Over the next few years, as one of the Senate Appropriations Committee co-chairs, Jackson led a charge to cut funding for legal aid services in the state and to impose onerous reporting requirements on Legal Aid of North Carolina, which has a Farmworker Unit and represented workers in the lawsuit that eventually led to the ending of the illegal blacklist.
Jackson's work has garnered notice from high places. Last year, he was named to then-presidential candidate Donald Trump's "agricultural advisory committee," a 65-member team that included former Texas Gov. Rick Perry and former Virginia Gov. Jim Gilmore. "It is an honor and a privilege to be named to serve on this committee and I look forward to working with my fellow committee members to help shape Mr. Trump's agriculture policies," Jackson said in a statement at the time.
As for farmworkers in his own state, however, SB 615 — which was signed into law by Democratic Gov. Roy Cooper in July — was just the latest hit. At the time, Velásquez said the union would fight the bill in the courts.

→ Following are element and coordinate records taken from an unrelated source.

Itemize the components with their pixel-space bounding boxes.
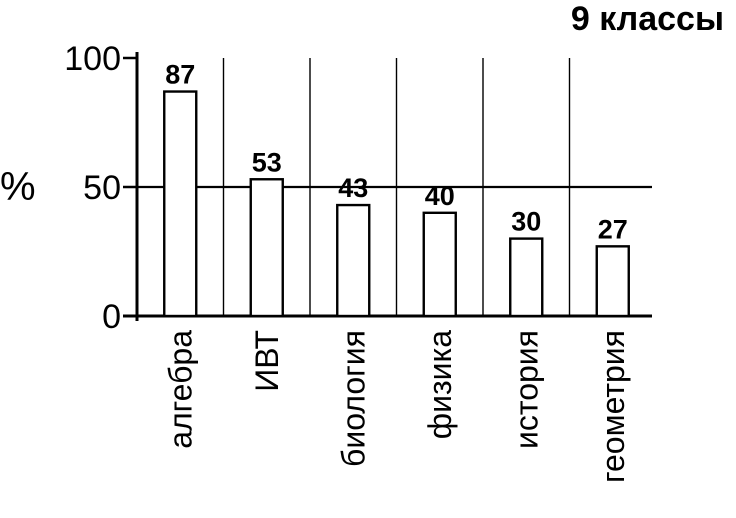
- bar-4: [422, 211, 457, 318]
- bar-3: [336, 203, 371, 318]
- data-label: 27: [598, 214, 628, 244]
- bar-1: [163, 90, 198, 318]
- y-tick-label: 0: [102, 298, 121, 336]
- category-label: физика: [422, 330, 458, 439]
- category-label: ИВТ: [249, 330, 285, 392]
- y-axis-label: %: [0, 165, 36, 209]
- data-label: 53: [252, 147, 282, 177]
- category-label: биология: [335, 330, 371, 467]
- y-tick-label: 100: [64, 40, 121, 78]
- category-label: геометрия: [595, 330, 631, 483]
- bar-6: [595, 245, 630, 318]
- plot-area: 0 50 100 87 алгебра 53 ИВТ 43 биология 40 физика 30…: [64, 40, 652, 483]
- bar-2: [249, 178, 284, 318]
- data-label: 40: [425, 181, 455, 211]
- chart-title: 9 классы: [571, 0, 724, 38]
- data-label: 87: [165, 60, 195, 90]
- category-label: история: [508, 330, 544, 449]
- category-label: алгебра: [162, 330, 198, 449]
- y-tick-label: 50: [83, 169, 121, 207]
- data-label: 30: [511, 207, 541, 237]
- bar-5: [509, 237, 544, 318]
- data-label: 43: [338, 173, 368, 203]
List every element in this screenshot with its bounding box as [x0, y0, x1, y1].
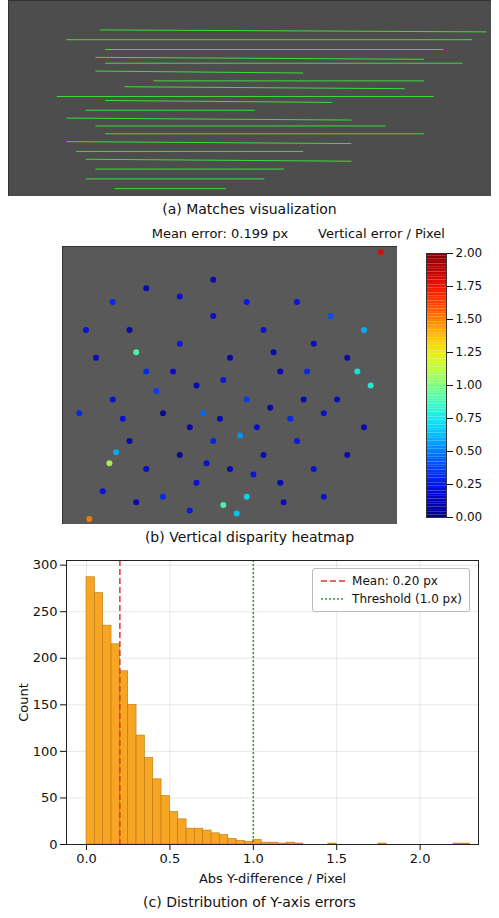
svg-text:1.75: 1.75: [456, 279, 483, 293]
svg-text:0.25: 0.25: [456, 477, 483, 491]
svg-text:Count: Count: [16, 683, 31, 722]
svg-text:1.0: 1.0: [243, 851, 264, 866]
svg-text:1.00: 1.00: [456, 378, 483, 392]
svg-text:0.00: 0.00: [456, 510, 483, 524]
html-text:(a) Matches visualization: (a) Matches visualization: [162, 201, 337, 217]
svg-text:150: 150: [33, 697, 58, 712]
svg-text:2.00: 2.00: [456, 246, 483, 260]
html-text:(c) Distribution of Y-axis err: (c) Distribution of Y-axis errors: [143, 894, 356, 910]
svg-text:Abs Y-difference / Pixel: Abs Y-difference / Pixel: [199, 871, 346, 886]
svg-text:200: 200: [33, 650, 58, 665]
svg-text:0.5: 0.5: [160, 851, 181, 866]
html-text:Mean: 0.20 px: Mean: 0.20 px: [352, 574, 438, 588]
svg-text:0.0: 0.0: [76, 851, 97, 866]
svg-text:50: 50: [41, 790, 58, 805]
svg-text:0: 0: [49, 837, 57, 852]
svg-text:300: 300: [33, 557, 58, 572]
svg-text:1.5: 1.5: [326, 851, 347, 866]
svg-text:250: 250: [33, 604, 58, 619]
html-text:Threshold (1.0 px): Threshold (1.0 px): [352, 592, 462, 606]
html-text:(b) Vertical disparity heatmap: (b) Vertical disparity heatmap: [144, 529, 355, 545]
svg-text:0.50: 0.50: [456, 444, 483, 458]
svg-text:1.50: 1.50: [456, 312, 483, 326]
html-text:Vertical error / Pixel: Vertical error / Pixel: [318, 226, 445, 241]
svg-text:100: 100: [33, 744, 58, 759]
svg-text:0.75: 0.75: [456, 411, 483, 425]
svg-text:1.25: 1.25: [456, 345, 483, 359]
html-text:Mean error: 0.199 px: Mean error: 0.199 px: [151, 226, 289, 241]
svg-text:2.0: 2.0: [410, 851, 431, 866]
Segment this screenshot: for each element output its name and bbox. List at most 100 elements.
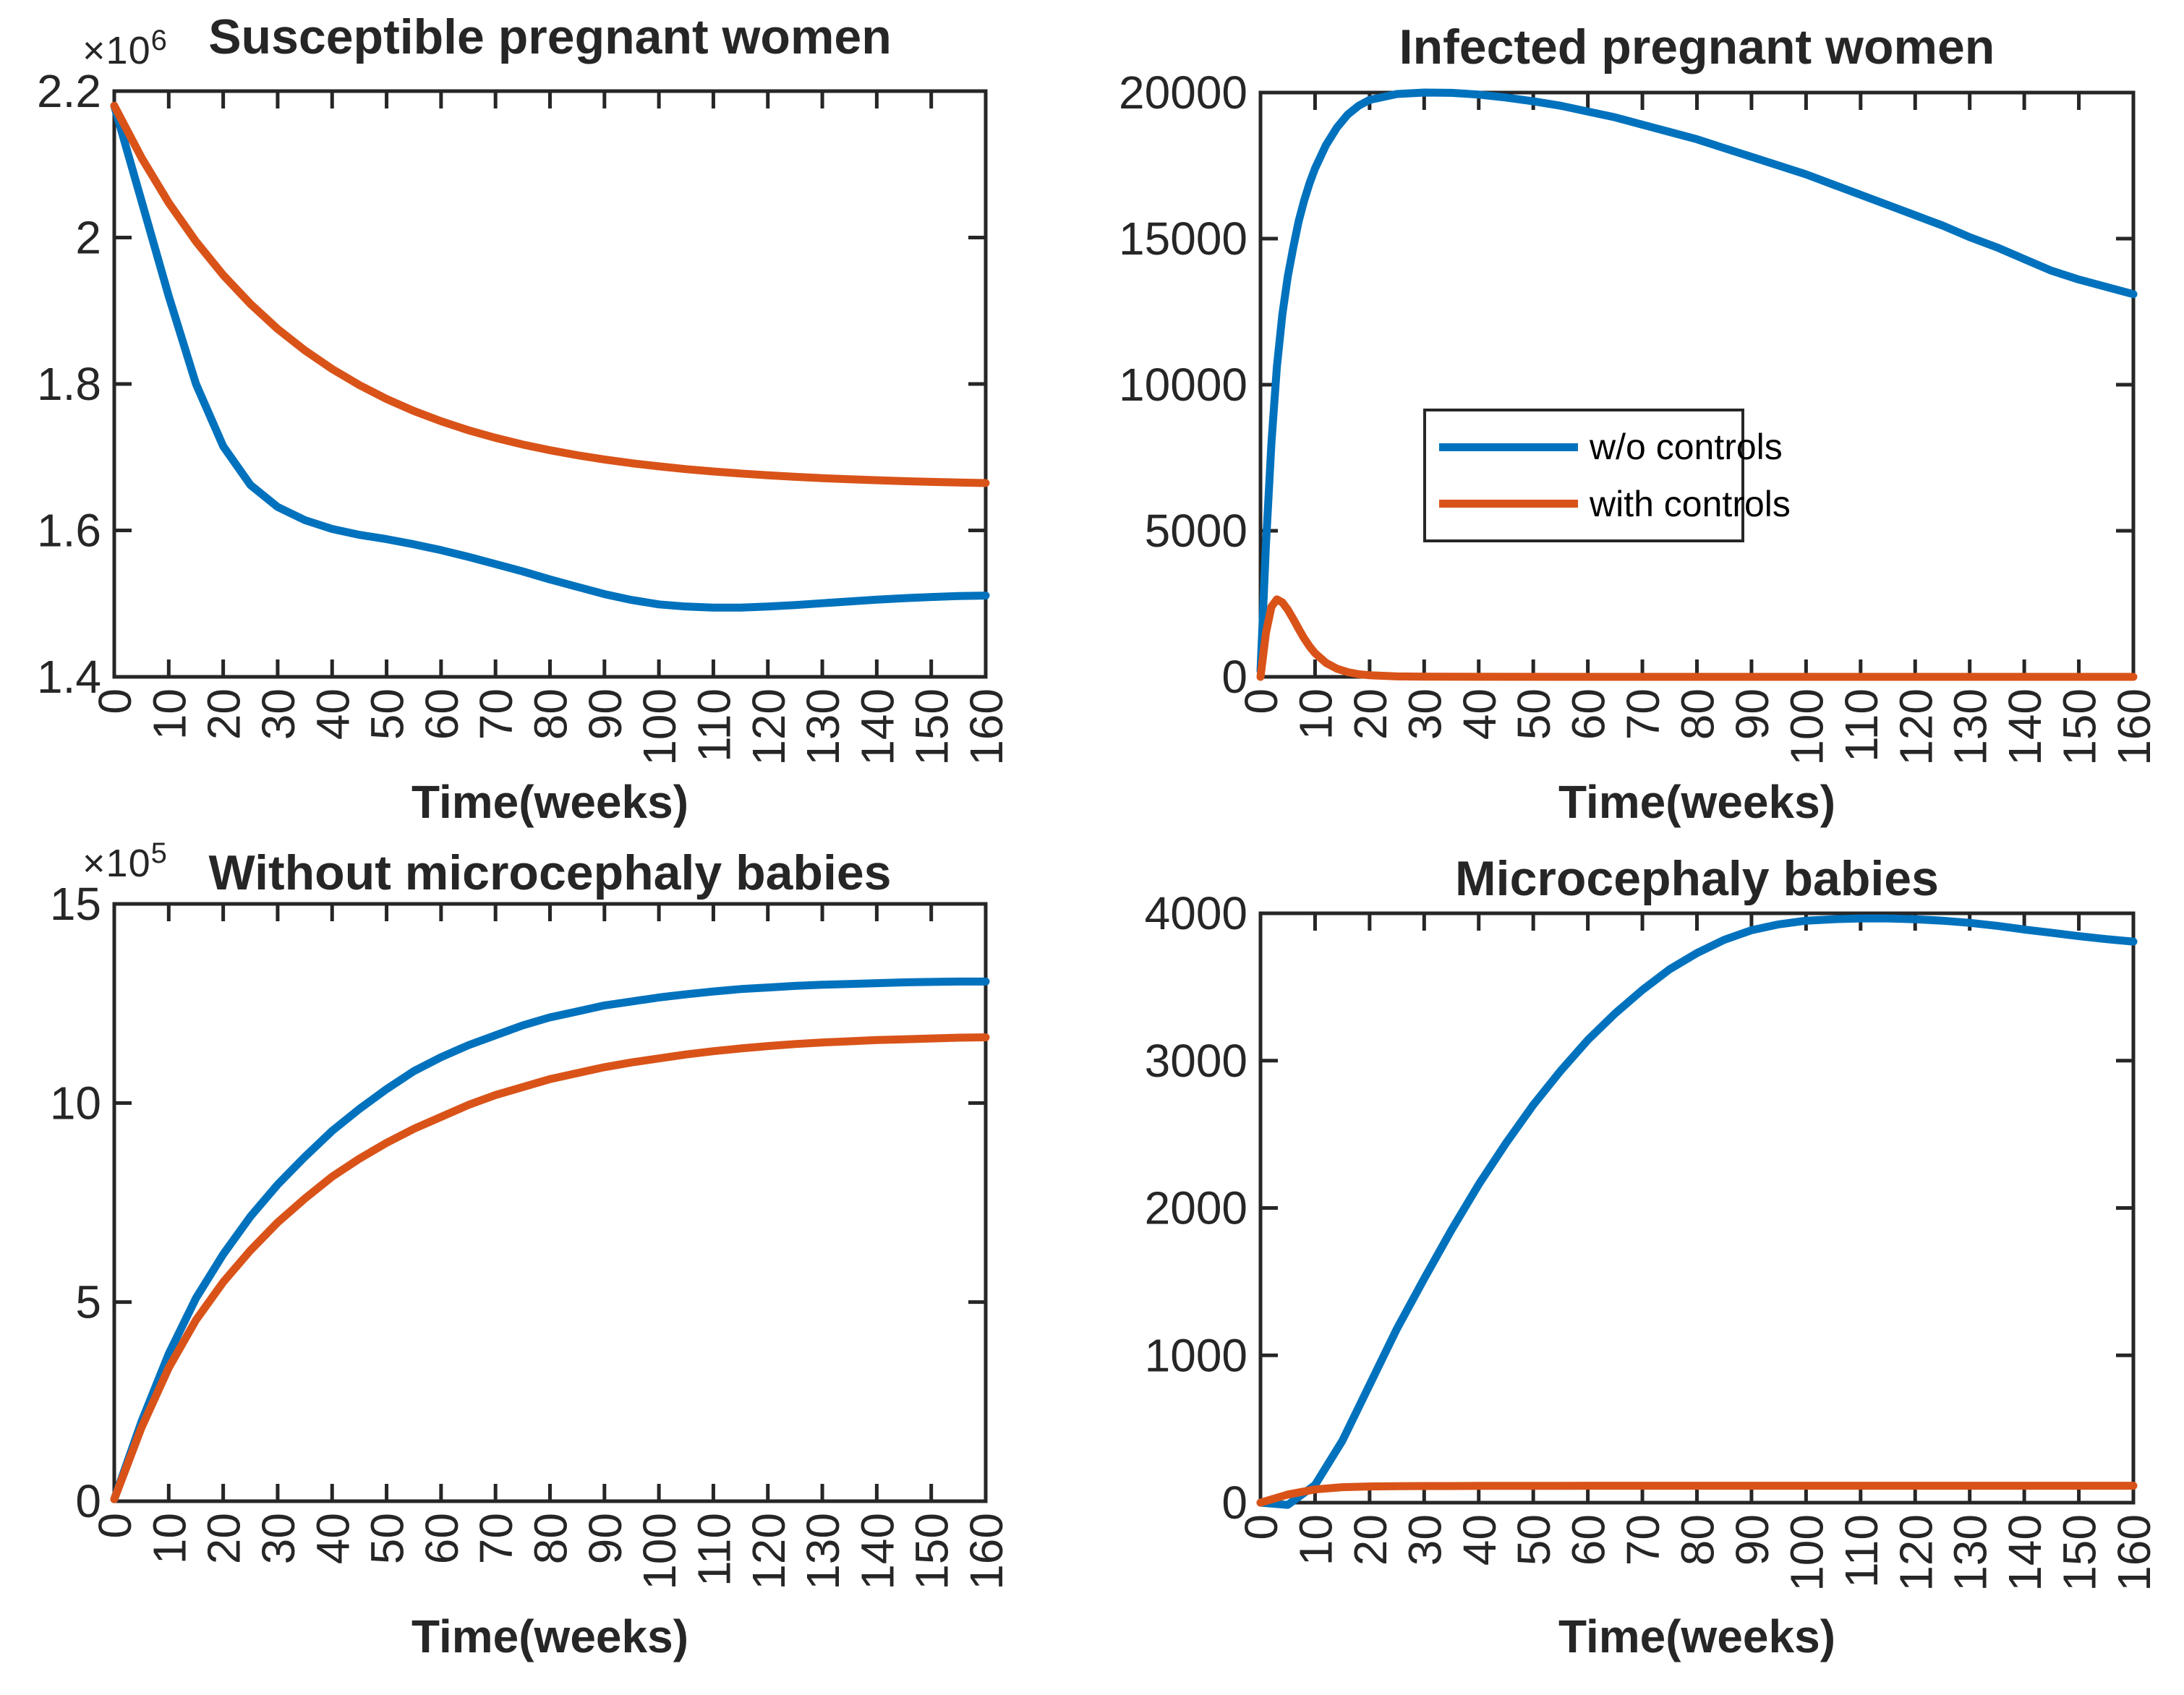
x-tick-label: 120 [1890, 688, 1942, 766]
x-tick-label: 30 [1399, 1514, 1451, 1566]
x-tick-label: 40 [307, 688, 359, 740]
x-tick-label: 80 [1672, 1514, 1724, 1566]
legend-box: w/o controls with controls [1423, 409, 1791, 542]
x-tick-label: 130 [1945, 1514, 1997, 1592]
x-tick-label: 50 [1508, 688, 1560, 740]
y-tick-label: 1.6 [37, 505, 101, 557]
x-tick-label: 150 [2054, 688, 2106, 766]
x-tick-label: 70 [470, 1513, 522, 1564]
y-tick-label: 2 [75, 212, 101, 264]
series-line-with-controls [110, 1033, 990, 1503]
x-tick-label: 60 [416, 1513, 468, 1564]
x-tick-label: 10 [1289, 1514, 1341, 1566]
legend-item-with-controls: with controls [1439, 483, 1791, 525]
x-tick-label: 160 [960, 1513, 1012, 1590]
x-tick-label: 30 [252, 1513, 304, 1564]
x-tick-label: 90 [1726, 688, 1778, 740]
y-tick-label: 2000 [1145, 1182, 1247, 1234]
x-axis-label-infected: Time(weeks) [1558, 776, 1835, 828]
x-axis-label-without-microcephaly: Time(weeks) [411, 1610, 688, 1662]
x-tick-label: 40 [1454, 1514, 1506, 1566]
x-tick-label: 110 [1835, 1514, 1887, 1588]
y-tick-label: 0 [1221, 651, 1247, 703]
x-tick-label: 70 [470, 688, 522, 740]
x-axis-label-susceptible: Time(weeks) [411, 776, 688, 828]
x-tick-label: 100 [1780, 1514, 1833, 1592]
plot-title-infected: Infected pregnant women [1399, 20, 1995, 74]
x-tick-label: 120 [1890, 1514, 1942, 1592]
x-tick-label: 20 [198, 688, 250, 740]
x-tick-label: 150 [906, 688, 958, 766]
x-tick-label: 10 [143, 688, 195, 740]
legend-line-swatch-orange [1439, 500, 1578, 508]
plot-title-without-microcephaly: Without microcephaly babies [208, 845, 892, 900]
y-tick-label: 10 [50, 1077, 101, 1129]
legend-label-wo-controls: w/o controls [1590, 427, 1783, 468]
x-tick-label: 70 [1617, 688, 1669, 740]
x-tick-label: 60 [416, 688, 468, 740]
x-tick-label: 120 [743, 1513, 795, 1590]
y-tick-label: 5000 [1145, 505, 1247, 557]
axes-box [1258, 911, 2136, 1505]
x-tick-label: 90 [1726, 1514, 1778, 1566]
offset-exponent: 6 [150, 25, 168, 56]
x-tick-label: 10 [1289, 688, 1341, 740]
x-tick-label: 100 [634, 688, 686, 766]
axes-box [112, 89, 988, 679]
x-tick-label: 140 [1999, 688, 2051, 766]
y-tick-label: 5 [75, 1276, 101, 1328]
y-tick-label: 4000 [1145, 887, 1247, 939]
x-tick-label: 0 [89, 1513, 141, 1539]
x-tick-label: 160 [2108, 1514, 2160, 1592]
legend-label-with-controls: with controls [1590, 483, 1791, 524]
x-tick-label: 120 [743, 688, 795, 766]
y-tick-label: 1000 [1145, 1329, 1247, 1381]
x-tick-label: 60 [1563, 688, 1615, 740]
offset-exponent: 5 [150, 837, 168, 869]
y-tick-label: 15000 [1119, 213, 1247, 265]
plot-title-microcephaly: Microcephaly babies [1455, 851, 1939, 906]
x-tick-label: 80 [525, 1513, 577, 1564]
legend-item-wo-controls: w/o controls [1439, 426, 1783, 468]
x-tick-label: 90 [579, 1513, 631, 1564]
y-axis-offset-label-susceptible: ×106 [82, 25, 168, 73]
x-tick-label: 0 [1235, 1514, 1287, 1540]
series-line-with-controls [110, 101, 990, 487]
x-tick-label: 140 [851, 688, 903, 766]
offset-base: ×10 [82, 29, 151, 72]
x-tick-label: 140 [851, 1513, 903, 1590]
series-line-w-o-controls [110, 101, 990, 612]
x-tick-label: 30 [252, 688, 304, 740]
x-tick-label: 20 [198, 1513, 250, 1564]
x-tick-label: 50 [1508, 1514, 1560, 1566]
x-tick-label: 110 [688, 1513, 740, 1587]
x-tick-label: 130 [797, 688, 849, 766]
series-line-w-o-controls [110, 977, 990, 1503]
legend-line-swatch-blue [1439, 443, 1578, 451]
series-line-w-o-controls [1256, 914, 2138, 1509]
x-tick-label: 80 [1672, 688, 1724, 740]
y-axis-offset-label-without-microcephaly: ×105 [82, 837, 168, 886]
x-tick-label: 100 [1780, 688, 1833, 766]
x-tick-label: 20 [1344, 1514, 1396, 1566]
x-tick-label: 110 [688, 688, 740, 762]
y-tick-label: 3000 [1145, 1035, 1247, 1087]
x-tick-label: 0 [89, 688, 141, 714]
axes-box [112, 902, 988, 1503]
axes-box [1258, 90, 2136, 679]
x-tick-label: 130 [1945, 688, 1997, 766]
y-tick-label: 10000 [1119, 359, 1247, 411]
x-tick-label: 80 [525, 688, 577, 740]
x-tick-label: 150 [2054, 1514, 2106, 1592]
x-tick-label: 110 [1835, 688, 1887, 762]
x-tick-label: 0 [1235, 688, 1287, 714]
y-tick-label: 20000 [1119, 67, 1247, 119]
series-line-w-o-controls [1256, 88, 2138, 675]
plot-title-susceptible: Susceptible pregnant women [208, 9, 892, 64]
y-tick-label: 1.4 [37, 651, 101, 703]
x-tick-label: 160 [960, 688, 1012, 766]
x-tick-label: 40 [307, 1513, 359, 1564]
series-line-with-controls [1256, 595, 2138, 681]
x-axis-label-microcephaly: Time(weeks) [1558, 1610, 1835, 1662]
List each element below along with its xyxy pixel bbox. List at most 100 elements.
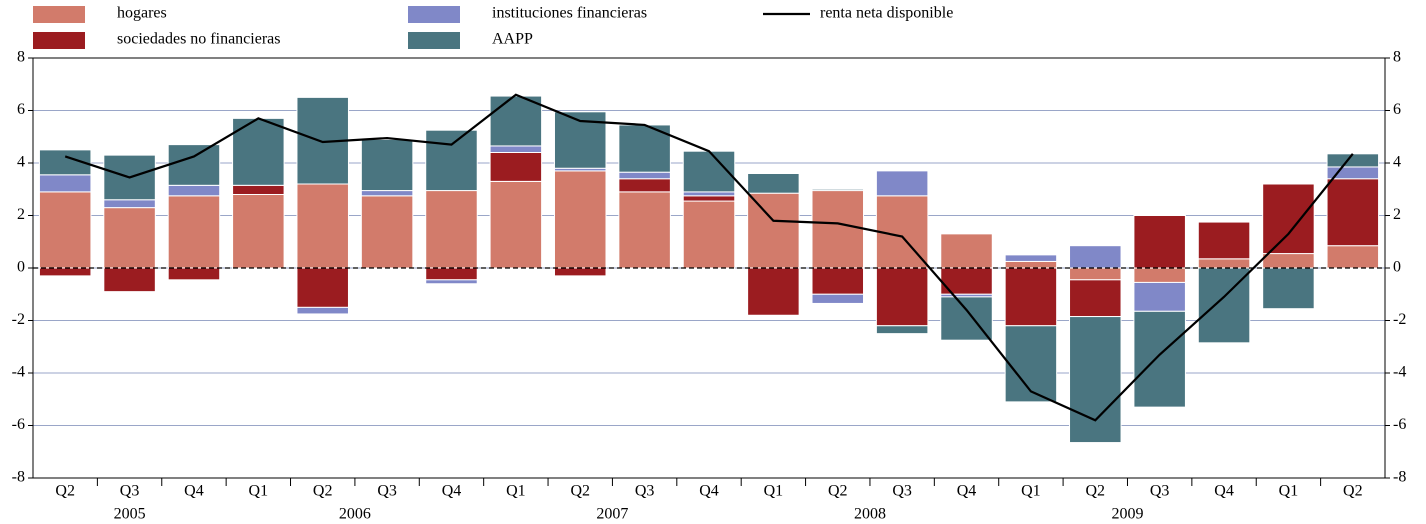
bar-segment — [811, 267, 865, 295]
bar-segment — [489, 95, 543, 147]
bar-segment — [489, 180, 543, 269]
x-tick-label: Q1 — [764, 483, 784, 500]
x-tick-label: Q1 — [506, 483, 526, 500]
bar-segment — [425, 129, 478, 192]
bar-segment — [1326, 178, 1380, 247]
x-tick-label: Q2 — [313, 483, 333, 500]
bar-segment — [489, 145, 543, 153]
line-series — [64, 93, 1354, 422]
bar-segment — [682, 195, 736, 202]
bar-segment — [1004, 325, 1058, 403]
legend-label: AAPP — [492, 31, 533, 48]
bar-segment — [167, 195, 221, 269]
y-tick-label: 0 — [17, 259, 25, 276]
bar-segment — [553, 267, 607, 277]
bar-segment — [1069, 279, 1122, 318]
y2-tick-label: -4 — [1393, 364, 1406, 381]
x-tick-label: Q2 — [55, 483, 75, 500]
bar-segment — [1133, 267, 1186, 283]
bar-segment — [1197, 258, 1251, 269]
x-tick-label: Q3 — [377, 483, 397, 500]
x-tick-label: Q4 — [184, 483, 204, 500]
bar-segment — [38, 174, 92, 193]
bar-segment — [167, 267, 221, 281]
bar-segment — [747, 192, 800, 269]
y2-tick-label: 0 — [1393, 259, 1401, 276]
bar-segment — [940, 233, 993, 269]
bar-segment — [618, 191, 671, 269]
bar-segment — [360, 195, 414, 269]
y-tick-label: 2 — [17, 206, 25, 223]
x-tick-label: Q2 — [1343, 483, 1363, 500]
bar-segment — [1262, 267, 1315, 310]
bar-segment — [682, 191, 736, 197]
bar-segment — [747, 267, 800, 316]
bar-segment — [425, 279, 478, 285]
y2-tick-label: -8 — [1393, 469, 1406, 486]
bar-segment — [1326, 153, 1380, 168]
y2-tick-label: 6 — [1393, 101, 1401, 118]
y2-tick-label: -6 — [1393, 416, 1406, 433]
legend-swatch — [33, 32, 85, 49]
bar-segment — [296, 267, 349, 308]
bar-segment — [811, 190, 865, 269]
x-tick-label: Q2 — [570, 483, 590, 500]
bar-segment — [618, 171, 671, 180]
bar-segment — [875, 325, 929, 335]
y-tick-label: -6 — [12, 416, 25, 433]
bar-segment — [360, 138, 414, 192]
bar-segment — [811, 188, 865, 192]
bar-segment — [425, 267, 478, 281]
bar-segment — [1004, 260, 1058, 269]
x-tick-label: Q3 — [1150, 483, 1170, 500]
legend-swatch — [33, 6, 85, 23]
y-tick-label: 4 — [17, 154, 25, 171]
x-tick-label: Q1 — [1021, 483, 1041, 500]
bar-segment — [811, 293, 865, 304]
x-tick-label: Q4 — [442, 483, 462, 500]
bar-segment — [1133, 310, 1186, 408]
bar-segment — [103, 267, 156, 293]
y2-tick-label: -2 — [1393, 311, 1406, 328]
legend-swatch — [408, 32, 460, 49]
bar-segment — [875, 170, 929, 197]
bar-segment — [1004, 254, 1058, 262]
legend-label: renta neta disponible — [820, 5, 953, 22]
legend-label: instituciones financieras — [492, 5, 647, 22]
legend-swatch — [408, 6, 460, 23]
y-tick-label: -4 — [12, 364, 25, 381]
bar-segment — [553, 170, 607, 269]
y2-tick-label: 4 — [1393, 154, 1401, 171]
x-tick-label: Q4 — [699, 483, 719, 500]
bar-segment — [875, 267, 929, 327]
bar-segment — [296, 306, 349, 315]
bar-segment — [1133, 281, 1186, 312]
x-tick-label: Q3 — [892, 483, 912, 500]
x-group-label: 2005 — [114, 506, 146, 523]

"This legislation singles out farm workers and undermines their freedom of association and ability to collectively negotiate for better wages and working conditions," North Carolina AFL-CIO Secretary-Treasurer MaryBe McMillan told Payday Report at the time. "It is a clear conflict of interest and blatant abuse of power for legislators who are also growers to push policies that allow them to gain more and more profit on the backs of their workers."